Historically, criminal organizations shied away from banks because reporting requirements are stricter and better enforced.

Since Arizona's crackdown on wire remitters, cartels have turned to checking accounts, suspects and extortion victims told investigators.

A coyote will set up numerous checking accounts with small amounts of cash. When relatives are ready to pay the smuggling fee for an illegal immigrant, coyotes give them the account number and tell them to deposit cash in a drive-through teller. When the money clears, the immigrant is released.

As quickly as possible, money launderers then withdraw the money. It's a high-volume, quick-turnaround operation that draws suspicion from bank security teams, but coyotes usually shut down the accounts after a couple of months, before bankers catch on.


Western Union at center

Western Union says it has been a cooperative partner in cracking down on money laundering.

Cachey, the vice president for global compliance, touted the company's efforts to train its 335,000 franchise agents on how to spot laundering and how to build a better compliance program. He added that regulators have to better warn money-wire firms about emerging risks.

While Arizona presents unique challenges, Cachey said, Western Union tracks money-laundering attempts around the globe, including to terrorist organizations.

Still, he says the company has cooperated with Arizona, and it's helped. He cites the Bruce Love case.

"We reported the problems to the government and terminated our relationship with him," Cachey said.

"We have programs in Sonora and all along the U.S.-Mexico border looking for suspicious patterns of activity so we can deal with that," Cachey said.

Goddard and state investigators take a dimmer view of Western Union's role.

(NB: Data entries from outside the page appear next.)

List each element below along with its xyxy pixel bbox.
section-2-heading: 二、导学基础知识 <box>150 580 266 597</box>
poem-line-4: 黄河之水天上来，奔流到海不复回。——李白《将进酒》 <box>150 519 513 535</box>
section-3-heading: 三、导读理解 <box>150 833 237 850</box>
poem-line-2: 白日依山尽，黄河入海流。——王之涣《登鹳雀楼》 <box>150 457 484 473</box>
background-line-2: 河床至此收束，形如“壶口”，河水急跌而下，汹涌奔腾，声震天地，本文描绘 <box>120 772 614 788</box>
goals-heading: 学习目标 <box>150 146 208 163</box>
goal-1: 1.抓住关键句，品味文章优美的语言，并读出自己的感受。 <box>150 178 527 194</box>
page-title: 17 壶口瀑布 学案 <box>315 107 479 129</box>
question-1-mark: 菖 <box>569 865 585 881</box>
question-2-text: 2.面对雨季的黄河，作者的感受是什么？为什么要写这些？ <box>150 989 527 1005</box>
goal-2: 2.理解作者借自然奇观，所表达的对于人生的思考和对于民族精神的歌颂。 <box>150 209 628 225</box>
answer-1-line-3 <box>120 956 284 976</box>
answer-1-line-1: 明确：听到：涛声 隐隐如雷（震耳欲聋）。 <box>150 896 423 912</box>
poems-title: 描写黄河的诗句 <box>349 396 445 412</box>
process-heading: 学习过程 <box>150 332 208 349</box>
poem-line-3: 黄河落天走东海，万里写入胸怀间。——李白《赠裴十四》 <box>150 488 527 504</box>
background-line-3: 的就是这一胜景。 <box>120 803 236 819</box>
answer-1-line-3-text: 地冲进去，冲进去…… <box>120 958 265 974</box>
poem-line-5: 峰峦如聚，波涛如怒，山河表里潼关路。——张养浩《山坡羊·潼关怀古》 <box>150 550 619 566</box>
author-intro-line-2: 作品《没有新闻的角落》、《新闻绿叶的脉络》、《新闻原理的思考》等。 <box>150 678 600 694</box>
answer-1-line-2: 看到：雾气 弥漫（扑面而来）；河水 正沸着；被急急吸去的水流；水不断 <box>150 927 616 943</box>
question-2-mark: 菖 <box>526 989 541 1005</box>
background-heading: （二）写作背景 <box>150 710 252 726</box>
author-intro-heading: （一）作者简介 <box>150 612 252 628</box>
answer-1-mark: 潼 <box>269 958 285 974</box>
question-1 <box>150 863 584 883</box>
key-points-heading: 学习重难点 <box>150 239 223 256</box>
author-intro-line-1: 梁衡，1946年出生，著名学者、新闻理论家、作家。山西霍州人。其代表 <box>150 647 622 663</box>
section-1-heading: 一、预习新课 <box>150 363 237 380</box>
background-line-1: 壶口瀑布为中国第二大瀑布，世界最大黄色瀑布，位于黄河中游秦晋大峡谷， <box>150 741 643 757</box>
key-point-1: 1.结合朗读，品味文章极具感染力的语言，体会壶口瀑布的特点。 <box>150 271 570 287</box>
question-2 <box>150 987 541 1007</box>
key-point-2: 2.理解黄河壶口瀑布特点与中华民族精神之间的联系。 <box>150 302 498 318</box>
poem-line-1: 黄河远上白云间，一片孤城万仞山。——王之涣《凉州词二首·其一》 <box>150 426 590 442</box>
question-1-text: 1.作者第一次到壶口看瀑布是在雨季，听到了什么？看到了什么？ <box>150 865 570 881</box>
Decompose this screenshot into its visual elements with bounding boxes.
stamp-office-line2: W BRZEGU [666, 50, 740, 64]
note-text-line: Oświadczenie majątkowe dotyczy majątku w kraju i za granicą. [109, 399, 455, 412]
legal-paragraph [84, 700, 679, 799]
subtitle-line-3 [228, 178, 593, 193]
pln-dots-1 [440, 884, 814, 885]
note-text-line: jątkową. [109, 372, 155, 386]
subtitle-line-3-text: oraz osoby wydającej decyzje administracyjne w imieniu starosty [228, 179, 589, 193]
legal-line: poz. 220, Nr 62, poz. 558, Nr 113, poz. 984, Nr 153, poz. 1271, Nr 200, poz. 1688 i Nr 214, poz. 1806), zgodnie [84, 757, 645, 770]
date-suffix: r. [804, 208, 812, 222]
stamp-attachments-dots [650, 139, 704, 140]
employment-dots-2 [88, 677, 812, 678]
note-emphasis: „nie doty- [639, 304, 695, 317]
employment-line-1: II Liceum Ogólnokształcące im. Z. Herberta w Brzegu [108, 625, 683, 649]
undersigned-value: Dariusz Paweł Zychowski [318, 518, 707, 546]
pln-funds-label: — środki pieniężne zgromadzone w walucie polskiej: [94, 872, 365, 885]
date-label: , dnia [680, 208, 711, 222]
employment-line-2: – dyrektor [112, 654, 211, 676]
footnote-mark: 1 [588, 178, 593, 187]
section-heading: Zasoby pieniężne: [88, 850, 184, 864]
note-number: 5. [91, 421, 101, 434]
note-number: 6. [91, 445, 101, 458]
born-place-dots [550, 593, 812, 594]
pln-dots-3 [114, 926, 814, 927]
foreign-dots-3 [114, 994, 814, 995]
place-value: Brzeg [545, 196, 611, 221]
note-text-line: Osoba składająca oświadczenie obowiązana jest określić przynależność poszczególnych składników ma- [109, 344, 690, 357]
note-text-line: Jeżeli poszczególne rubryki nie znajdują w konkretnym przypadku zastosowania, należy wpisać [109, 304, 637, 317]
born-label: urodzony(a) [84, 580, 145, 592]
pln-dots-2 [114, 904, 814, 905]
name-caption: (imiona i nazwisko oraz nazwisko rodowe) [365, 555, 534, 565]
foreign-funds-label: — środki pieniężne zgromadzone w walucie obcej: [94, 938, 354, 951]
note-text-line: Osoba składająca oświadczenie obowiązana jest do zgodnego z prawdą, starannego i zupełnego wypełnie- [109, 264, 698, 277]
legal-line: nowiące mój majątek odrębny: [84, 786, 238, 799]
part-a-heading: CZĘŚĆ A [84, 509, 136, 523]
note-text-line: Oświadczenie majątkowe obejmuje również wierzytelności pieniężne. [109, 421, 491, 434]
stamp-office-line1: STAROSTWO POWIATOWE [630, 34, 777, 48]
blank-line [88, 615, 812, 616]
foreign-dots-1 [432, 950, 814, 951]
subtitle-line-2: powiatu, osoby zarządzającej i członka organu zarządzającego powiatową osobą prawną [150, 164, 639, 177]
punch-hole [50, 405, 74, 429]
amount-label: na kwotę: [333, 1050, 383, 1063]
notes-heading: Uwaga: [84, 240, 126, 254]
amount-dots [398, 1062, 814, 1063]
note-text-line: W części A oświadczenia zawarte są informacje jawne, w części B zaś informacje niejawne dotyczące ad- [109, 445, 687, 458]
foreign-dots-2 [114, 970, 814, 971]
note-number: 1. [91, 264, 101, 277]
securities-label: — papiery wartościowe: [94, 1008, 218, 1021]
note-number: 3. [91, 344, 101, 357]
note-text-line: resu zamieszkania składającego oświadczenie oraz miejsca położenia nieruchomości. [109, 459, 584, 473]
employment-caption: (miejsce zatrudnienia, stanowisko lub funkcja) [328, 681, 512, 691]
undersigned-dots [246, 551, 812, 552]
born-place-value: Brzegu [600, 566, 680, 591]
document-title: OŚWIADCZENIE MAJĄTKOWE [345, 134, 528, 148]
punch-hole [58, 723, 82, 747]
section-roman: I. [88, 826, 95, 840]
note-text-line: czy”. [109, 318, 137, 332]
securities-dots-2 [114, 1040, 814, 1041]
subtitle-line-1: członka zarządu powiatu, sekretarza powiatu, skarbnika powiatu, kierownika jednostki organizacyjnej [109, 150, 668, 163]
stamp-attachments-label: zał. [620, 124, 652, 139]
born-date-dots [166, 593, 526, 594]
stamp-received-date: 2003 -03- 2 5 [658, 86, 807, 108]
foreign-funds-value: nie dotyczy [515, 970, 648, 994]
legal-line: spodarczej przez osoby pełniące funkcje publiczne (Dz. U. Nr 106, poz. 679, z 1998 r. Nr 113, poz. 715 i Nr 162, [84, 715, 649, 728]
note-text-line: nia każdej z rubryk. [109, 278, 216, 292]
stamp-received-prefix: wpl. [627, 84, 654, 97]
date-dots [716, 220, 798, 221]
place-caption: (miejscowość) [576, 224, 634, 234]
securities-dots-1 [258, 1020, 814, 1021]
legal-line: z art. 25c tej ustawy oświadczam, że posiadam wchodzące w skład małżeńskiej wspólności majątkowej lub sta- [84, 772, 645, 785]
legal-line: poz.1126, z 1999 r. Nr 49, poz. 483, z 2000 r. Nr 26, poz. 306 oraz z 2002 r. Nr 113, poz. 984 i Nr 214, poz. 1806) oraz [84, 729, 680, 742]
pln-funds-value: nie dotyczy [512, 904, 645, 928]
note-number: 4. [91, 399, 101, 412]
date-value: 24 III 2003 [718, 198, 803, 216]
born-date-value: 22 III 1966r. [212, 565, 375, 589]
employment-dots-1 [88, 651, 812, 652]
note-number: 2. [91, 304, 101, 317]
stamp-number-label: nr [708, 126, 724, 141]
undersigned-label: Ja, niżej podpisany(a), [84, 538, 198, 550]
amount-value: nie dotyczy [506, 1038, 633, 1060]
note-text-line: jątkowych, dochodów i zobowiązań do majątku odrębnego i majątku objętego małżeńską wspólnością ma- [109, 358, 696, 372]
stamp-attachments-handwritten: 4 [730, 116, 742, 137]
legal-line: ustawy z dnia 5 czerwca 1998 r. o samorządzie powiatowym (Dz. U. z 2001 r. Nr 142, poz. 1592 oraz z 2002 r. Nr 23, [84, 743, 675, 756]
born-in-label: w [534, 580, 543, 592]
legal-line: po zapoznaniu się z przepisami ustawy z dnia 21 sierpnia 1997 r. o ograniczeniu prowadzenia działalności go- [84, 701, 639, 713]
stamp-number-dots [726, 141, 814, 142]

In 2006, the Arizona Department of Financial Institutions found Western Union agents failed to identify 28 customers and had incomplete records for 47 more. The state fined Western Union $3 million and ordered it to shut down eight stores, including two run by Bruce Love, and put on probation six more. Regulators found no willful or intentional wrongdoing.

"It is troubling to me that a major commercial enterprise can facilitate criminal activity the way the money transmitters do," Goddard said. "A greater effort is needed from them to clear up their activities. I've been angry for the last four years."

Goddard agrees with ICE and state investigators that only extensive cooperation beyond Arizona can put another dent in human smugglers' money laundering. They all say that without collaboration, it's getting harder to follow the hidden cash in the never-ending battle of wits and tactics between smugglers and law officers.

"We are the rock in the stream, not the dam," Goddard said of Arizona's enforcement. "We need to get to the dam."